The method of constructing CIs described in section 2.1 is a major improvement over the naive approach described in section 2, as it deals with overdispersion. But there are still some issues with this approach that motivate the need for something better:
CIs are symmetric. The CI formula in section 2.1 is based on the central limit theorem, which argues that the sampling distribution of the statistic is approximately normal when the number of sites is large and when the true prevalence is somewhere near 50%. Unfortunately, in our case both of these assumptions tend to be violated - the number of sites can be very small and prevalence tends to be close to 5%. One consequence is that CIs are forced to be symmetric when in fact they should be asymmetric and typically thinner on the side of small values. This makes us more likely to fail to reject the 5% threshold when in fact there is strong evidence to reject it.
Error is not propagated. The CI formula in section 2.1 uses the sample variance as a fixed value, but this statistic will also be subject to random variation and so should estimated with uncertainty. Ideally, this uncertainty would be propagated through to our CI on the prevalence, but this is not done here. Normally, we could switch to a method like bootstrapping to propagate error, but this is also not appropriate here as it relies on a large number of observations (i.e. sites).

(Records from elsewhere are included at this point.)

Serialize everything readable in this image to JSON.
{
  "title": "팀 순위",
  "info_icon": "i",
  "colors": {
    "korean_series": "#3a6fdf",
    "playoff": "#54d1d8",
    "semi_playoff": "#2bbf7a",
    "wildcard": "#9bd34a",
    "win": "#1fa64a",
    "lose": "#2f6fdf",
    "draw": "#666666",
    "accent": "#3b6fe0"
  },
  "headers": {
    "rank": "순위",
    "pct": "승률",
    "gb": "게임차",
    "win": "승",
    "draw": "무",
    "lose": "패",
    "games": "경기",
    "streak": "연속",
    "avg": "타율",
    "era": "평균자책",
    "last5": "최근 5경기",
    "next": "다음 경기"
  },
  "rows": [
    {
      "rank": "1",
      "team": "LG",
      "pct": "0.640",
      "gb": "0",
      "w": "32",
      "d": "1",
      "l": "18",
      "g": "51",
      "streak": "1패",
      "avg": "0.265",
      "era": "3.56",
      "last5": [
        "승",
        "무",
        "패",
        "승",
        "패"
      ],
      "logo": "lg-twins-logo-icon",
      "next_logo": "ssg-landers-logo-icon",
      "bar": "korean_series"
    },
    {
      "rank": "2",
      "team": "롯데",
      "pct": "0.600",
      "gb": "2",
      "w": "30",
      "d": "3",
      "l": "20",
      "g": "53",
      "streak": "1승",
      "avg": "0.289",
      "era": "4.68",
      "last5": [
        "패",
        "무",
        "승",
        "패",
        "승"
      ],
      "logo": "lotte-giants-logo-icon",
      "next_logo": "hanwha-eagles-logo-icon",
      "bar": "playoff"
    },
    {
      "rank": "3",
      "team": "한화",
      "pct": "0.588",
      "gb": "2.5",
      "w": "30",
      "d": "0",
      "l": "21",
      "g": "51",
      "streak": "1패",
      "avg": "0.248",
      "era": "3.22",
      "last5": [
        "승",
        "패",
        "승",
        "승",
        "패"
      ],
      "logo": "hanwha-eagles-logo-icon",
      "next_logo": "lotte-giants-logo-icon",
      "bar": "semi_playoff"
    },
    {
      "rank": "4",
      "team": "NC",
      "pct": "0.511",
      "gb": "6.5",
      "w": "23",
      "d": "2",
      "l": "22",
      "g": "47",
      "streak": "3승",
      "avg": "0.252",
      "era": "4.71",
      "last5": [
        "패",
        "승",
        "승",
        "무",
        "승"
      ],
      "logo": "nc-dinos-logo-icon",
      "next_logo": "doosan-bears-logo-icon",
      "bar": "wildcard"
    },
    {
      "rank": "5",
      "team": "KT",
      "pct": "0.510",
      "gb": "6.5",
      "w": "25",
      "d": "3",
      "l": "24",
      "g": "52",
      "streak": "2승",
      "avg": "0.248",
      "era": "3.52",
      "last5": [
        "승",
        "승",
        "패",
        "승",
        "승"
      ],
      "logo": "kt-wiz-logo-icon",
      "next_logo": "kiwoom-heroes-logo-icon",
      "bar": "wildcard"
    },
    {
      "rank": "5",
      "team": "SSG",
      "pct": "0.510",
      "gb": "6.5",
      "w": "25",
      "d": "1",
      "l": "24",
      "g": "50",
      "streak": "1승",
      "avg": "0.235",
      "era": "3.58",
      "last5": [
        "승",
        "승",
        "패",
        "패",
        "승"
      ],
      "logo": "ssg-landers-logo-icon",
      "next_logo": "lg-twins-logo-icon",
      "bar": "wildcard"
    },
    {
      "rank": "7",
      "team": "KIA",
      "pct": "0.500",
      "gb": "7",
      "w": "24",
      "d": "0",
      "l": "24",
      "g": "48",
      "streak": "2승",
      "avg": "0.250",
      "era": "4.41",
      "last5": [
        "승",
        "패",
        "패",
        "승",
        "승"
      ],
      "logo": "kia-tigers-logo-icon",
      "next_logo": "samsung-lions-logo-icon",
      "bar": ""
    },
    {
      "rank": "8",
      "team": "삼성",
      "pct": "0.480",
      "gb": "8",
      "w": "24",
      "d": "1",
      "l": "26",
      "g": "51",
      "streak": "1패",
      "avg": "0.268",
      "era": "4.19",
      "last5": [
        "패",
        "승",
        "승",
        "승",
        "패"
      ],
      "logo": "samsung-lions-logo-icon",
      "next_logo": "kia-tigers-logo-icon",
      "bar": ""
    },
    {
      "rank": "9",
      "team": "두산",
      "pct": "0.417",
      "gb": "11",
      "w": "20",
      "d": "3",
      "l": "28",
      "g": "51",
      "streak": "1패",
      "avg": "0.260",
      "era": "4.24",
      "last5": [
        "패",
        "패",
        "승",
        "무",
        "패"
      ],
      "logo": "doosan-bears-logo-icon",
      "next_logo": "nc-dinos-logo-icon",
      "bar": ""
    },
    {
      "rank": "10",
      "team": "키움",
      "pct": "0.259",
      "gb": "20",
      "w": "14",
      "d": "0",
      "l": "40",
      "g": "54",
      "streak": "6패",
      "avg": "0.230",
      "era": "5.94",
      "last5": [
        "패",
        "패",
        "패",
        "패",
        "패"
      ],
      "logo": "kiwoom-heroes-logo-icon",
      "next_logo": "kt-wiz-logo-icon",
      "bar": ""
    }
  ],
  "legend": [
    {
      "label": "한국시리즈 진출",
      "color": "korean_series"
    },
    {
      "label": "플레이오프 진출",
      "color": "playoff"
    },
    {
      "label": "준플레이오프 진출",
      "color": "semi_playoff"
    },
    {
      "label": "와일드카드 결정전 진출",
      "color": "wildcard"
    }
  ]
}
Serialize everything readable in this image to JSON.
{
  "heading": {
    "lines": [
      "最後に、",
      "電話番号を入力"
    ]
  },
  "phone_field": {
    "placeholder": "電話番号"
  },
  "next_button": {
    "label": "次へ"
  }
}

Cannot deal with 0 counts. It is quite common in historical pfhrp2/3 datasets to see zero deletions in some sites, and even sometimes in the study as a whole. This is to be expected when looking for relatively low prevalence of deletions. If there are zero deletions in the study then the sample variance will also equal zero, and so the CI is centred at 0% prevalence and has 0 width. This gives the false impression that we are extremely confident that prevalence is 0%, when in fact this is just an artefact of our analysis. This is particularly problematic when the sample size is very small, as here we are even more likely to see zero deletions, creating the uncomfortable situation that we are most likely to confidently conclude 0% prevalence when we have the least evidence to support this claim!

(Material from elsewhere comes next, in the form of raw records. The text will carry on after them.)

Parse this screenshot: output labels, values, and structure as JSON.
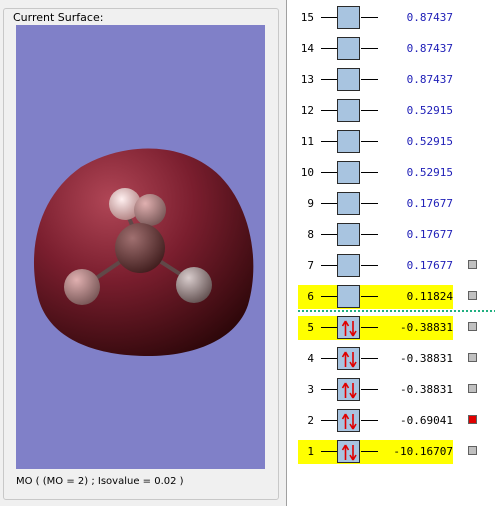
{
  "surface_panel": {
    "title": "Current Surface:",
    "caption": "MO ( (MO = 2) ; Isovalue = 0.02 )"
  },
  "colors": {
    "viewport_background": "#8080c8",
    "orbital_lobe": "#7a1e2e",
    "highlight": "#ffff00",
    "virtual_energy_text": "#2020b8",
    "occupied_energy_text": "#000000",
    "orbital_box": "#a8c4e0",
    "marker_default": "#c0c0c0",
    "marker_selected": "#e00000",
    "homo_lumo_separator": "#20b080"
  },
  "orbitals": [
    {
      "number": "15",
      "energy": "0.87437",
      "occupied": false,
      "highlighted": false,
      "marker": "none"
    },
    {
      "number": "14",
      "energy": "0.87437",
      "occupied": false,
      "highlighted": false,
      "marker": "none"
    },
    {
      "number": "13",
      "energy": "0.87437",
      "occupied": false,
      "highlighted": false,
      "marker": "none"
    },
    {
      "number": "12",
      "energy": "0.52915",
      "occupied": false,
      "highlighted": false,
      "marker": "none"
    },
    {
      "number": "11",
      "energy": "0.52915",
      "occupied": false,
      "highlighted": false,
      "marker": "none"
    },
    {
      "number": "10",
      "energy": "0.52915",
      "occupied": false,
      "highlighted": false,
      "marker": "none"
    },
    {
      "number": "9",
      "energy": "0.17677",
      "occupied": false,
      "highlighted": false,
      "marker": "none"
    },
    {
      "number": "8",
      "energy": "0.17677",
      "occupied": false,
      "highlighted": false,
      "marker": "none"
    },
    {
      "number": "7",
      "energy": "0.17677",
      "occupied": false,
      "highlighted": false,
      "marker": "gray"
    },
    {
      "number": "6",
      "energy": "0.11824",
      "occupied": false,
      "highlighted": true,
      "marker": "gray"
    },
    {
      "number": "5",
      "energy": "-0.38831",
      "occupied": true,
      "highlighted": true,
      "marker": "gray"
    },
    {
      "number": "4",
      "energy": "-0.38831",
      "occupied": true,
      "highlighted": false,
      "marker": "gray"
    },
    {
      "number": "3",
      "energy": "-0.38831",
      "occupied": true,
      "highlighted": false,
      "marker": "gray"
    },
    {
      "number": "2",
      "energy": "-0.69041",
      "occupied": true,
      "highlighted": false,
      "marker": "red"
    },
    {
      "number": "1",
      "energy": "-10.16707",
      "occupied": true,
      "highlighted": true,
      "marker": "gray"
    }
  ]
}
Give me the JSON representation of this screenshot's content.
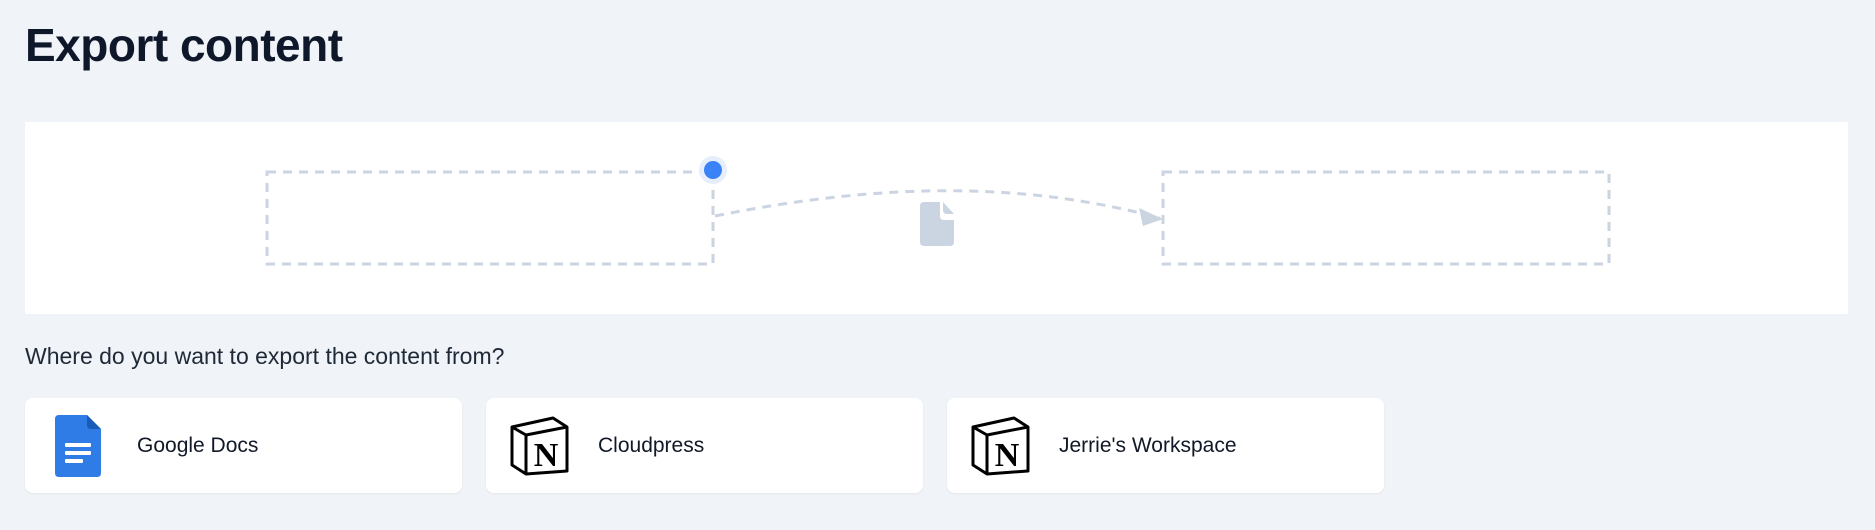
{
  "page": {
    "title": "Export content",
    "question": "Where do you want to export the content from?"
  },
  "colors": {
    "accent": "#3b82f6",
    "dashed_outline": "#cbd5e1",
    "doc_icon": "#cbd5e1",
    "google_docs_blue": "#2f7ce6"
  },
  "flow": {
    "source_box_icon": "empty-source-slot",
    "transfer_icon": "document-icon",
    "destination_box_icon": "empty-destination-slot"
  },
  "sources": [
    {
      "label": "Google Docs",
      "icon": "google-docs-icon"
    },
    {
      "label": "Cloudpress",
      "icon": "notion-icon"
    },
    {
      "label": "Jerrie's Workspace",
      "icon": "notion-icon"
    }
  ]
}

Can estimate prevalence less than 0%. Similar to the criticism of symmetric CIs above, the fact that we are assuming normally distributed error means that CIs can sometimes go into negative values. This is completely nonsensical, and can create confusion when reporting results. The typical approach is to simply cut these intervals off at 0%, but this is really just a quick fix that ignores the underlying issue.

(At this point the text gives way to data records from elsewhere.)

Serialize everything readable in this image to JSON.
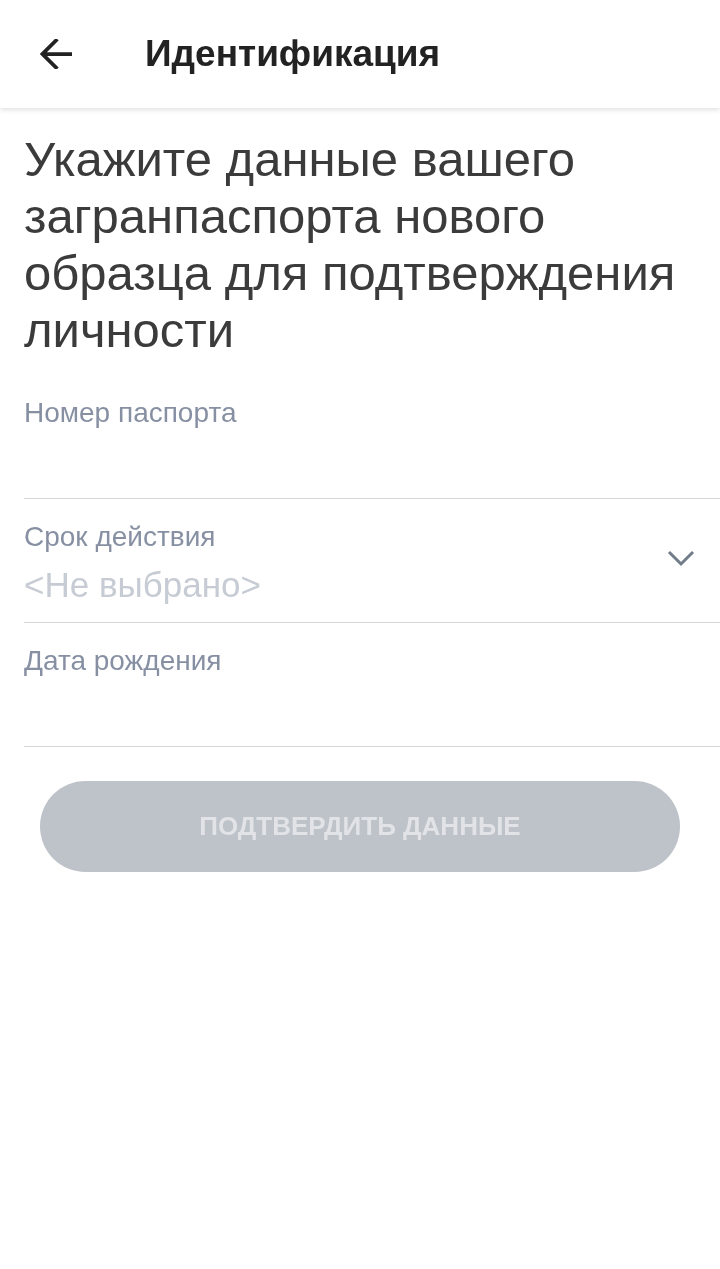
{
  "app_bar": {
    "title": "Идентификация"
  },
  "heading": "Укажите данные вашего загранпаспорта нового образца для подтверждения личности",
  "fields": [
    {
      "kind": "text",
      "label": "Номер паспорта"
    },
    {
      "kind": "select",
      "label": "Срок действия",
      "placeholder": "<Не выбрано>"
    },
    {
      "kind": "date",
      "label": "Дата рождения"
    }
  ],
  "submit": {
    "label": "ПОДТВЕРДИТЬ ДАННЫЕ",
    "disabled": true
  }
}
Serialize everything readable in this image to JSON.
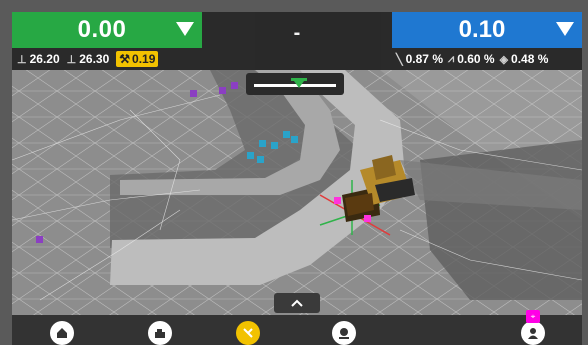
{
  "left_panel": {
    "value": "0.00",
    "left_height": "26.20",
    "right_height": "26.30",
    "cut_fill": "0.19",
    "color": "#27a844"
  },
  "center_panel": {
    "value": "-"
  },
  "right_panel": {
    "value": "0.10",
    "slope_main": "0.87 %",
    "slope_cross": "0.60 %",
    "slope_blade": "0.48 %",
    "color": "#1f78d1"
  },
  "icons": {
    "left_height": "blade-left-height-icon",
    "right_height": "blade-right-height-icon",
    "cut_fill": "cut-fill-icon",
    "slope_main": "main-slope-icon",
    "slope_cross": "cross-slope-icon",
    "slope_blade": "blade-slope-icon",
    "nav_home": "home-icon",
    "nav_machine": "machine-icon",
    "nav_grade": "grade-icon",
    "nav_map": "map-pin-icon",
    "nav_user": "user-location-icon",
    "expand": "chevron-up-icon"
  }
}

Shouldn’t this be a hypothesis test? So far, we have assumed that our plan is to construct CIs and then accept or reject the 5% threshold based on this CI. But this confuses prevalence estimation with hypothesis testing, when in fact there may be some advantages to keeping them separate. For example, one could argue that we need a one-tailed hypothesis test as we only really care if prevalence is above this threshold, while at the same time we want a two-sided CI for estimating the prevalence. Mixing these concepts means we may have lower statistical power than we could ideally achieve.
Sometimes these issues will be very minor, and sometimes they may even cancel each other out, but sometimes they won’t! We need to be confident that our analysis plan is robust no matter what our data end up looking like.